If anyone was wondering, Democrat Claire McCaskill is going to vote “no” on Brett Kavanaugh’s nomination to the Supreme Court.
McCaskill had previously said she would not base her decision on the thin allegations of sexual assault against Kavanaugh, but what she did base her decision on is rather surprising.
Free speech. She opposes Kavanaugh because of his adherence to free speech.
“He has revealed his bias against limits on campaign donations which places him completely out of the mainstream of this nation,” McCaskill wrote in a statement posted to Twitter. “He wrote, ‘And I have heard very few people say that limits on contributions to candidates are unconstitutional although I for one tend to think those limits have some constitutional problems.’”
She also suggested that Kavanaugh would “give free reign [sic] to anonymous donors and foreign governments through their citizens to spend money to interfere and influence our elections with so-called ‘issue ads.’” She later tied him to Russia, stating that a Russian company “indicted for election interference is currently using Judge Kavanaugh’s opinion to argue for their innocence.”
McCaskill further said she was “uncomfortable about his view on Presidential power as it relates to the rule of law, and his position that corporations are people” but that his support of “unlimited donations and dark anonymous money, from even foreign interests” was the “determining factor” in her decision to vote against him.
McCaskill is alluding to the Citizens United Supreme Court case, which determined that political campaign spending was protected by the First Amendment. The Left disagrees with this, and continuously rails against the decision, even while accepting so-called dark money allowed by it.

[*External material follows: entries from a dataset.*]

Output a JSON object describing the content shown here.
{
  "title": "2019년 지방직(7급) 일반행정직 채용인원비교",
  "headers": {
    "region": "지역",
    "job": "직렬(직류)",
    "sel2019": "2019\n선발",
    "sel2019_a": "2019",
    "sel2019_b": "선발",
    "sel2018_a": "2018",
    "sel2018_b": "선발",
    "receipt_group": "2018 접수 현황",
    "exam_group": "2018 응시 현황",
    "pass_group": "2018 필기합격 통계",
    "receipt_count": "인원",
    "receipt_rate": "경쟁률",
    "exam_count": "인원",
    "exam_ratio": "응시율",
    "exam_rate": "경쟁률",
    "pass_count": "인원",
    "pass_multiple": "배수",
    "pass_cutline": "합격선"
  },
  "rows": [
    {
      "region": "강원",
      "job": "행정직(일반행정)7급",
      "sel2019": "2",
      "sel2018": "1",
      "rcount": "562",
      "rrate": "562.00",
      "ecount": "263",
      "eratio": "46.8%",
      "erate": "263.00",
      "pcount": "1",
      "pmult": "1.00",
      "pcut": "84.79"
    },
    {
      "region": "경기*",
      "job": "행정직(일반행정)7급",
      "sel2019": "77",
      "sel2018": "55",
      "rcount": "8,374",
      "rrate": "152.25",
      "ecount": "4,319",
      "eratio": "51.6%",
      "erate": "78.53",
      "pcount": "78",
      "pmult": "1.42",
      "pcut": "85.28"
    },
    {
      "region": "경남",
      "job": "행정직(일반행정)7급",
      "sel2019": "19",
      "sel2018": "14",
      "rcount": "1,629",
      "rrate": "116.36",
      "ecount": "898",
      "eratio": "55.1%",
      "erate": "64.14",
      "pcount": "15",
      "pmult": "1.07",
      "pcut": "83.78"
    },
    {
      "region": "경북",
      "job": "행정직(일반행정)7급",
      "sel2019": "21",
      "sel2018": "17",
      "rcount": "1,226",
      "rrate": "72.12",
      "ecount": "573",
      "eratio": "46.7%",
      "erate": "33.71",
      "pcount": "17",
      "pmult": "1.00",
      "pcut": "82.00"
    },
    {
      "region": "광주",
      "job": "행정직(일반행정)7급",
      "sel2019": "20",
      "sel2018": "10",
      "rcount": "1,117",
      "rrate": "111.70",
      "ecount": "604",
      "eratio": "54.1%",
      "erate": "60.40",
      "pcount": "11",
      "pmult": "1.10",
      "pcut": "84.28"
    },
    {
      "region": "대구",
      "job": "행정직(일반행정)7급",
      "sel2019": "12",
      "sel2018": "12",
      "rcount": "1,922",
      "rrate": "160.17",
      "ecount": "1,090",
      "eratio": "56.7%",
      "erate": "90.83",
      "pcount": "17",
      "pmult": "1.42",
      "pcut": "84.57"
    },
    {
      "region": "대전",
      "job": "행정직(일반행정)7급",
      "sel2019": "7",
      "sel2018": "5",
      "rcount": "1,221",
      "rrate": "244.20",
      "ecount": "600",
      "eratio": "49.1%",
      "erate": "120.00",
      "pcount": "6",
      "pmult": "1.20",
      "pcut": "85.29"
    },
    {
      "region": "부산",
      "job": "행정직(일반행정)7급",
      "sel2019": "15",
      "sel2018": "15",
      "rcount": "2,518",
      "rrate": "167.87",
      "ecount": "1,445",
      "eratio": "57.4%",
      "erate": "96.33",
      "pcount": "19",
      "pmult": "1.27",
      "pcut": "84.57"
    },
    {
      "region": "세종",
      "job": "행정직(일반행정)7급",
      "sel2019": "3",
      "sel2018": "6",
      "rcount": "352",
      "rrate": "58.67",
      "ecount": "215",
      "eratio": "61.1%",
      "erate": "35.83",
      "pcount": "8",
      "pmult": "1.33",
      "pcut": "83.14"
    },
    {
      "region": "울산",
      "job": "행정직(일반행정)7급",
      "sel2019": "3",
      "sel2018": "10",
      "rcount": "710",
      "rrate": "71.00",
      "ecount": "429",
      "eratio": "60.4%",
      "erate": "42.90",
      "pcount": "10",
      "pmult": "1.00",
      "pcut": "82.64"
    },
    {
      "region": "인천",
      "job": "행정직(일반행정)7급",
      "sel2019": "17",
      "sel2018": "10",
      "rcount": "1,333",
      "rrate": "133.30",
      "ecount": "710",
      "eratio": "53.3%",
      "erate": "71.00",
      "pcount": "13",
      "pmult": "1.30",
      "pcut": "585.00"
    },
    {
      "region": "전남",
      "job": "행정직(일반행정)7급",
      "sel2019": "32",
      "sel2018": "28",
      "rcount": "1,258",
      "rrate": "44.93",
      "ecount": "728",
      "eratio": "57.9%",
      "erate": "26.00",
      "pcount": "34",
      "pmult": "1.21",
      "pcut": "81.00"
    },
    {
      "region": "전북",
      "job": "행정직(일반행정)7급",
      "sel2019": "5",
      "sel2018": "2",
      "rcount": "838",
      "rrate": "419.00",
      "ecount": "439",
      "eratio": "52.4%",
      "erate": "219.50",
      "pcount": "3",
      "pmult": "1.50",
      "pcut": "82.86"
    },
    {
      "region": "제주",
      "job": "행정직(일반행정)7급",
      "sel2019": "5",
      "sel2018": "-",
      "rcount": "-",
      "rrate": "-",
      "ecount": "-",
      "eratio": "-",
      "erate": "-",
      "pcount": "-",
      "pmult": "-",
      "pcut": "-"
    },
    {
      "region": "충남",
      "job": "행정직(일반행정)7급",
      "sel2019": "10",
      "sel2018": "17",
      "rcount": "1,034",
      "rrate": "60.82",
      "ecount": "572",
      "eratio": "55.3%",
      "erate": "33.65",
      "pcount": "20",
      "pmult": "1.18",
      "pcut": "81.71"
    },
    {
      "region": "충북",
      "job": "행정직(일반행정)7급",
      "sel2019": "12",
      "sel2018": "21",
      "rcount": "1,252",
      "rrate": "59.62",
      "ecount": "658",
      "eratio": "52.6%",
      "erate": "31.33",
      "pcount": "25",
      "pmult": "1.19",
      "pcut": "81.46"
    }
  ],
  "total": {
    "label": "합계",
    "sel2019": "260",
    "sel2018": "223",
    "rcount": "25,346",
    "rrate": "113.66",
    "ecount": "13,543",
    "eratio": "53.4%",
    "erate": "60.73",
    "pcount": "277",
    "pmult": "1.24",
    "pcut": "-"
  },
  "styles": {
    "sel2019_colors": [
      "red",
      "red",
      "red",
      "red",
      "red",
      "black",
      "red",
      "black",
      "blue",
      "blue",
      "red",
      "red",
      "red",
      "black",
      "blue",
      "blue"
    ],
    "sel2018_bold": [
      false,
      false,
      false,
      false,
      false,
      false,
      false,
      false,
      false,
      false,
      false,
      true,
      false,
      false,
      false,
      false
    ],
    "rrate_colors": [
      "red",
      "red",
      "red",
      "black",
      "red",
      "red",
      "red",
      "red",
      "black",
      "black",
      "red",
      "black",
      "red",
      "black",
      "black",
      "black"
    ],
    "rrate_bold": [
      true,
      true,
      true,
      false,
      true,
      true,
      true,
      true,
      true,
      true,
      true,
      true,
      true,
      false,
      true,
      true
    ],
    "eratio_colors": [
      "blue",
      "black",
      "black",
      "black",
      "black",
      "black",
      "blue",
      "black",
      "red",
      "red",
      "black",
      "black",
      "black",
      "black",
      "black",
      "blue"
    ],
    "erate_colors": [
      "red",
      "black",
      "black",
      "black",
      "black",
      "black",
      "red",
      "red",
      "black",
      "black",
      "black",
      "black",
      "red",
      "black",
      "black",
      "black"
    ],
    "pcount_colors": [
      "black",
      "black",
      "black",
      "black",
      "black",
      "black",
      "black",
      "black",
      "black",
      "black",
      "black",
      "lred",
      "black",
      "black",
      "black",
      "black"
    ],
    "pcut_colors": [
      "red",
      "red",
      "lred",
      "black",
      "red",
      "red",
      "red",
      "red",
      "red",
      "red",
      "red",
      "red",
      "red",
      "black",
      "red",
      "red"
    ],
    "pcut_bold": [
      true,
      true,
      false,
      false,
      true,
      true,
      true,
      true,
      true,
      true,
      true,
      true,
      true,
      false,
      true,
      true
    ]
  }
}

McCaskill is one of the leading senate voices on the “believe all women” mantra that is permeating college campuses and bolstered by the #MeToo movement, so her claim to not consider the allegations against Kavanaugh is telling. Maybe she sees the writing on the wall, as she is currently struggling in her re-election campaign, and as more than 100 lawsuits from students accused of sexual assault on campus have resulted in favorable judge’s opinions that go against what McCaskill has been pushing for years.